Ana SayfaGüncelMetin Altıok Şiir Ödülü’nü alan Kömürcü: Ödülümü Deniz Poyraz’a armağan ediyorum

Metin Altıok Şiir Ödülü’nü alan Kömürcü: Ödülümü Deniz Poyraz’a armağan ediyorum

HABER MERKEZİ – Madımak Katliamı’nın yıldönümünde düzenlenen Metin Altıok Şiir Ödülü’nü alan şair Seyyidhan Kömürcü, ödülü Deniz Poyraz’a armağan etti: “Bu kıymetli ödülü, gözlerimizin önünde değil, gözlerimizin içinde katledilen; hiç görmediğim ama çok tanıdığım kız kardeşim, kız kardeşimiz Deniz Poyraz’a armağan ediyorum.”

Bu yıl 14’üncüsü düzenlenen Metin Altıok Şiir Ödülü, ‘Kendinin Ağacı’ kitabı ile Seyyidhan Kömürcü’ye verildi.

Seçici kurulunda Doğan Hızlan, Hilmi Yavuz, Eray Canberk, Ali Cengizkan, Haydar Ergülen, Şükrü Erbaş ve Salih Bolat’ın yer aldığı yarışmanın ödül töreni bu akşam düzenlendi.

Madımak Katliamı’nın yıldönümünde İzmir’de bulunan İzmir Kültürpark Açıkhava Tiyatrosu’nda düzenlenen törende konuşan Kömürcü, ödülünü HDP İzmir İl binasına düzenlenen saldırıda Onur Gencer tarafından öldürülen Deniz Poyraz’a adadı.

Kömürcü şunları söyledi:

Değerli misafirler hepiniz hoş geldiniz.
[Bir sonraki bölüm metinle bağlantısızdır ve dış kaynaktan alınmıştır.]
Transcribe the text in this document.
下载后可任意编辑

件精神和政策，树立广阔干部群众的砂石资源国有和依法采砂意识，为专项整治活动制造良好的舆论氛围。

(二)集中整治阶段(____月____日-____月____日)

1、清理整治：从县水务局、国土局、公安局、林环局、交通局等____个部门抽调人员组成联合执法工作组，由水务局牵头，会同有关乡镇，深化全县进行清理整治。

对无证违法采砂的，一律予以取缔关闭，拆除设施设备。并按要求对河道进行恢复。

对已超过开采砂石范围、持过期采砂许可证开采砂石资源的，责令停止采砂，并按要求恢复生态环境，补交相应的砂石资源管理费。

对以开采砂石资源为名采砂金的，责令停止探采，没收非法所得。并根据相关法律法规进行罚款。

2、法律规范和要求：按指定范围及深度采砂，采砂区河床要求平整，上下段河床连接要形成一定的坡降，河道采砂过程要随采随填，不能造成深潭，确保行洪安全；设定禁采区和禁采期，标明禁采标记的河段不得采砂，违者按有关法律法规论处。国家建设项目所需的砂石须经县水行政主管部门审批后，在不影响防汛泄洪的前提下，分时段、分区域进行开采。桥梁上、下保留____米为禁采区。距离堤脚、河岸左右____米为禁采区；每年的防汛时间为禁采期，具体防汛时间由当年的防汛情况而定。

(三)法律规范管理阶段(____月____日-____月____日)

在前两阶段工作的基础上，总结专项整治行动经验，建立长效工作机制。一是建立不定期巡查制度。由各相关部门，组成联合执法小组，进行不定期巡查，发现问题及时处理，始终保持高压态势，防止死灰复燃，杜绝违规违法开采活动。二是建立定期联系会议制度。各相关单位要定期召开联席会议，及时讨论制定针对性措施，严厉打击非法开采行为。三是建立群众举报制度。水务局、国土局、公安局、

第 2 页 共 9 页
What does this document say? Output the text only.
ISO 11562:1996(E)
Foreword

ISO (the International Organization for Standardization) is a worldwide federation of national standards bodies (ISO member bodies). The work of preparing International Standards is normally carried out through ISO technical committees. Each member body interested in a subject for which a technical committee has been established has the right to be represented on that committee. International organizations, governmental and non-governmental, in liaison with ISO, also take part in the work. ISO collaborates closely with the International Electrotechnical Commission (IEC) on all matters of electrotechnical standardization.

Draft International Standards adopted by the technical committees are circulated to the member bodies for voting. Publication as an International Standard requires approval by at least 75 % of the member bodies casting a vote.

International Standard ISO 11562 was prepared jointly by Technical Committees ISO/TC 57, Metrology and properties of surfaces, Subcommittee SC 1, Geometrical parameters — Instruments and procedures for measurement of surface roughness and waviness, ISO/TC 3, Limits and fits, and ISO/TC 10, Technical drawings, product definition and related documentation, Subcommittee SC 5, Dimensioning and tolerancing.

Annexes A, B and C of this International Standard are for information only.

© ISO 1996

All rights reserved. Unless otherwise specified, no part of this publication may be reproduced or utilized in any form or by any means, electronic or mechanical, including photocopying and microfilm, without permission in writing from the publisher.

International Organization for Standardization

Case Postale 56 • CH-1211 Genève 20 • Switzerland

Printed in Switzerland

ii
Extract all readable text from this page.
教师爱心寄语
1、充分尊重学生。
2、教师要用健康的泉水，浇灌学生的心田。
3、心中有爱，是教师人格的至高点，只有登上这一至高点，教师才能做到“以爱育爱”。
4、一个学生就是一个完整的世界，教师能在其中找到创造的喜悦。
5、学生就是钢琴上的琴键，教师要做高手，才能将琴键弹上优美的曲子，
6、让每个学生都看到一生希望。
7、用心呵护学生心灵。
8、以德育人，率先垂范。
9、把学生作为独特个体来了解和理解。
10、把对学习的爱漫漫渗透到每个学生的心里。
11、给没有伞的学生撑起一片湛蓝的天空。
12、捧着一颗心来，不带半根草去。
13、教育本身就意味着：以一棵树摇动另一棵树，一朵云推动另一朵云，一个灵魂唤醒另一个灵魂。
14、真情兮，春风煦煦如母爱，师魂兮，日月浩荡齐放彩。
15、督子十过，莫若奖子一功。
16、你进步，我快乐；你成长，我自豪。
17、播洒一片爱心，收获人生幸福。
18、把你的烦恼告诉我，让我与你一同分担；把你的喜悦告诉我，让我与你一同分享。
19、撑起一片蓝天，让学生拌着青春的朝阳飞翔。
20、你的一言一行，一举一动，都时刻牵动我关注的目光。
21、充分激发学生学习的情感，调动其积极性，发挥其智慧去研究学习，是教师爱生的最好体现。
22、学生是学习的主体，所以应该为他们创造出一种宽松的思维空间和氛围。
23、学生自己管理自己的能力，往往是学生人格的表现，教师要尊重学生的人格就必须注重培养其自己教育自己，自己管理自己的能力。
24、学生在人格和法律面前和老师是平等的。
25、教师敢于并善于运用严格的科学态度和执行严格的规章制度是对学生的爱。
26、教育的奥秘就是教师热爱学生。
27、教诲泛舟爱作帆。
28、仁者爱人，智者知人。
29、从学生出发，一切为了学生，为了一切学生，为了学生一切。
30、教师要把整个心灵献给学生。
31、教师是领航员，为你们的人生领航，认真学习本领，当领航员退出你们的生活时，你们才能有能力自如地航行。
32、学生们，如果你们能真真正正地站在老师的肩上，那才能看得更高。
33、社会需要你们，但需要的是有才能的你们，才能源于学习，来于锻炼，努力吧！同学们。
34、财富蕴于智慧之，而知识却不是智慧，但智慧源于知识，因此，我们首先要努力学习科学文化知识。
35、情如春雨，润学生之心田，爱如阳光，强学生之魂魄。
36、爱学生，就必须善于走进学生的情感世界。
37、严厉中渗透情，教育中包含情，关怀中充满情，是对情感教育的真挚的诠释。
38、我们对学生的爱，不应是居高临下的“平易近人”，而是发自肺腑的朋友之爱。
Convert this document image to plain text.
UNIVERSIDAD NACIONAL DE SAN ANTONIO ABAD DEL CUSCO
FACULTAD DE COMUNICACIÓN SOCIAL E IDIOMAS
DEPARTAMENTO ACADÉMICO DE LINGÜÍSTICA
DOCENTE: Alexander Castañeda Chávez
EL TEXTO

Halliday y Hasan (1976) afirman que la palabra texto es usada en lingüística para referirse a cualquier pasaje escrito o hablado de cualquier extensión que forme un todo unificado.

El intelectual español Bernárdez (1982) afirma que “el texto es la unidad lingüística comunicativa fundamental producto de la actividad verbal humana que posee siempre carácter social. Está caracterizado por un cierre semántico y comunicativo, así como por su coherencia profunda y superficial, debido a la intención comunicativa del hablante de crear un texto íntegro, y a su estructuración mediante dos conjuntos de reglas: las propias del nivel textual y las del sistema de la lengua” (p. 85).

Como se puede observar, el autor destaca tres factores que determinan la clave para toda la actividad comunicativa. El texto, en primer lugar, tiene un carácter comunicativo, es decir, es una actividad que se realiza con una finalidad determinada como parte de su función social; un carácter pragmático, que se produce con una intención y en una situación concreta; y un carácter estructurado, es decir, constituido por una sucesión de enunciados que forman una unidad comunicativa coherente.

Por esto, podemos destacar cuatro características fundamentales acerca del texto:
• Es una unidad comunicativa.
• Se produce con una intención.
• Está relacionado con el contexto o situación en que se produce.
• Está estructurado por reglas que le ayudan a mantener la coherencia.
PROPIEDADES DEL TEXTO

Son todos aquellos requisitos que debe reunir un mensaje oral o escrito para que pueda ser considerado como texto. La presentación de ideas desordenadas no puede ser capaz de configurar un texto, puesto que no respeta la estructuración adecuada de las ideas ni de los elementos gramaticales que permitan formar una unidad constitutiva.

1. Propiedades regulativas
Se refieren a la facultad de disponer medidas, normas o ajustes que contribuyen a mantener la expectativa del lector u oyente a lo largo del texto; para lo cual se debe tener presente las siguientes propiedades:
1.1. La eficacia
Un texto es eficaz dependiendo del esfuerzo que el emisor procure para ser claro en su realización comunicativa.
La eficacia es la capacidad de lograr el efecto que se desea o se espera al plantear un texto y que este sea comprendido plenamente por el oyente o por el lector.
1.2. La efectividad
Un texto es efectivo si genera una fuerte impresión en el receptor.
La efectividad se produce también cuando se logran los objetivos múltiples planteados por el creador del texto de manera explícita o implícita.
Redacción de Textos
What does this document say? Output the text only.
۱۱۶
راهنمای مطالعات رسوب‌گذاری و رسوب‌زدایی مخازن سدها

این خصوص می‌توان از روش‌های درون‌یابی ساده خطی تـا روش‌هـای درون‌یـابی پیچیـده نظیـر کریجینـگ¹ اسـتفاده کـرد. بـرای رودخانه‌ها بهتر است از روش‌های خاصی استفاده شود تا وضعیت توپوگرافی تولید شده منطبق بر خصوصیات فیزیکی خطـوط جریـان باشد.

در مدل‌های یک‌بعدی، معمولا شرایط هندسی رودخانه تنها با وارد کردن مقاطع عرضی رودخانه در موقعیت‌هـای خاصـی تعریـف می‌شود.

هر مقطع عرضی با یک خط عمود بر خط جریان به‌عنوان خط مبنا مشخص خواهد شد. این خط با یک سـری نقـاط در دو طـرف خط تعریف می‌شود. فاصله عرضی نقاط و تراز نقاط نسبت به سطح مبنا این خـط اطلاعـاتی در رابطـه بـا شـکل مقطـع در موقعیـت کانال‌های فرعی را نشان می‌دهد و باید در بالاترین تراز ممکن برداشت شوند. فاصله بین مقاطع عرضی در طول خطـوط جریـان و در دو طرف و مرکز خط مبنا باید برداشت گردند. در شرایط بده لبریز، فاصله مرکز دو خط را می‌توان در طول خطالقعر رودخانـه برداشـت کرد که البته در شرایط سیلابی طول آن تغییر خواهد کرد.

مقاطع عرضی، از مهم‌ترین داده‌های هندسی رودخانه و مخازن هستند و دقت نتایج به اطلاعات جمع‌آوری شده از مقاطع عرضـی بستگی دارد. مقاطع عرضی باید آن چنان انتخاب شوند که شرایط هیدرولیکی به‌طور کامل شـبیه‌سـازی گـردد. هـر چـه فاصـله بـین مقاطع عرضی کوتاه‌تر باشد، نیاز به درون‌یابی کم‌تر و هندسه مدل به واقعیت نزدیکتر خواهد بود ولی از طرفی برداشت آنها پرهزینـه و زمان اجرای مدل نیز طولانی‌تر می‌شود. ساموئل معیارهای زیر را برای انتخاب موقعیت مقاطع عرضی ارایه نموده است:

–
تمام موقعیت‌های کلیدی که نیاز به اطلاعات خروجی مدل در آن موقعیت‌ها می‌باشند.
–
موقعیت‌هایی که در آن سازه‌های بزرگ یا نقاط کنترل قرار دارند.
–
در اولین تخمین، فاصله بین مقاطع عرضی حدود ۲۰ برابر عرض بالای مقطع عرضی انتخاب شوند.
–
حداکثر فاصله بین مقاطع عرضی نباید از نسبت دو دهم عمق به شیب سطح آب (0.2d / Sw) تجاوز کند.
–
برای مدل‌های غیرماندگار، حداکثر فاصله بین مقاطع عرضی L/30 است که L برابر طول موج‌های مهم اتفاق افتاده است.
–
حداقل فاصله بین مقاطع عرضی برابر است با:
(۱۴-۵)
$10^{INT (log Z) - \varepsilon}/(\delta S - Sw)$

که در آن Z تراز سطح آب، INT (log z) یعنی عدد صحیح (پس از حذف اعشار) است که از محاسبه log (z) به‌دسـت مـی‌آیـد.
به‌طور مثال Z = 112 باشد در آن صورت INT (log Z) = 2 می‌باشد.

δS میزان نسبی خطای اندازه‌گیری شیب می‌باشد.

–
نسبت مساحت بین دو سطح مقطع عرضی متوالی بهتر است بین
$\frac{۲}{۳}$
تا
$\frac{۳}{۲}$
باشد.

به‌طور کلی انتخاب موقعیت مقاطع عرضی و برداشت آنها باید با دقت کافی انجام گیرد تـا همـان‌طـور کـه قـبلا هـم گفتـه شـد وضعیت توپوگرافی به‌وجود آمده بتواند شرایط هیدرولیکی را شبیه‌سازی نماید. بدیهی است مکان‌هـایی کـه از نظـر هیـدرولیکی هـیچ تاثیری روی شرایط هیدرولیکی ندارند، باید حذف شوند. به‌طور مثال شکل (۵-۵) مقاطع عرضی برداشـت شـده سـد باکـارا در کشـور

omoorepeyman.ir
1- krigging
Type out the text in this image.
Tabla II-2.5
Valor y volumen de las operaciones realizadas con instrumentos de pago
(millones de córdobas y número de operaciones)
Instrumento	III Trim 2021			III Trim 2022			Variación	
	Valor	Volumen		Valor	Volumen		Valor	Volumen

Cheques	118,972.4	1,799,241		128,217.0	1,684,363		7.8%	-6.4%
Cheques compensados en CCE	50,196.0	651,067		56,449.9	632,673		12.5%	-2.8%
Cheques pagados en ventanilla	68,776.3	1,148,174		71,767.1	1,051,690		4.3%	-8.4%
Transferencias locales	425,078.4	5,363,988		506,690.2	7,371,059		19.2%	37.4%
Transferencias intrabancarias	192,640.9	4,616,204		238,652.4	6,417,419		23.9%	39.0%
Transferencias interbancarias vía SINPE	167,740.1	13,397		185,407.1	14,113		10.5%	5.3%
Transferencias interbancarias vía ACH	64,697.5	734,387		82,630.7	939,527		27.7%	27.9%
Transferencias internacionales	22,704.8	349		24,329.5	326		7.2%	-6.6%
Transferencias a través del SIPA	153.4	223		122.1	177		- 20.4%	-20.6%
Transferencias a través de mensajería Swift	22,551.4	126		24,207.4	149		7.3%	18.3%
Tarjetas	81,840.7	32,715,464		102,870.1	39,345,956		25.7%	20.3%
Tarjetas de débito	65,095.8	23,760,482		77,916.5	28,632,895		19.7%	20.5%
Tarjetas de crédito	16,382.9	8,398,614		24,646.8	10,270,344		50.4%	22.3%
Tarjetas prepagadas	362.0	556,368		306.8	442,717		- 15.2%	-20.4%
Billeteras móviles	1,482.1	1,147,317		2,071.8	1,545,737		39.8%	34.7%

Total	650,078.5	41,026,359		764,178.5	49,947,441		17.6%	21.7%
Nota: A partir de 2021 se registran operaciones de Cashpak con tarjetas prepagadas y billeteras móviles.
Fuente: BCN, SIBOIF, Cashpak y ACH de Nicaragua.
Bu anlamı büyük buluşmada yer aldığım için hem çok heyecanlıyım hem de çok kederliyim. Heyecanlıyım, çünkü kıymetli bir ödül aldım. Kederliyim, çünkü şöyle bir şey oldu: Bir kadın bir sabah uyandı. Çalıştığı iş yerine gitti. Kahvaltıya domates, yanına zeytin koydu. Üzerine kekik! Karton bardağa, demlediği çaydan doldurdu, oturdu kahvaltıya. Bir erkek bir sabah uyandı. Silahı vardı erkeğin. Silahları olurdu bazı erkeklerin.Silahını beline koydu. Elinde bir çantayla taksiye bindi, indi taksiden. Bir kapının ziline bastı.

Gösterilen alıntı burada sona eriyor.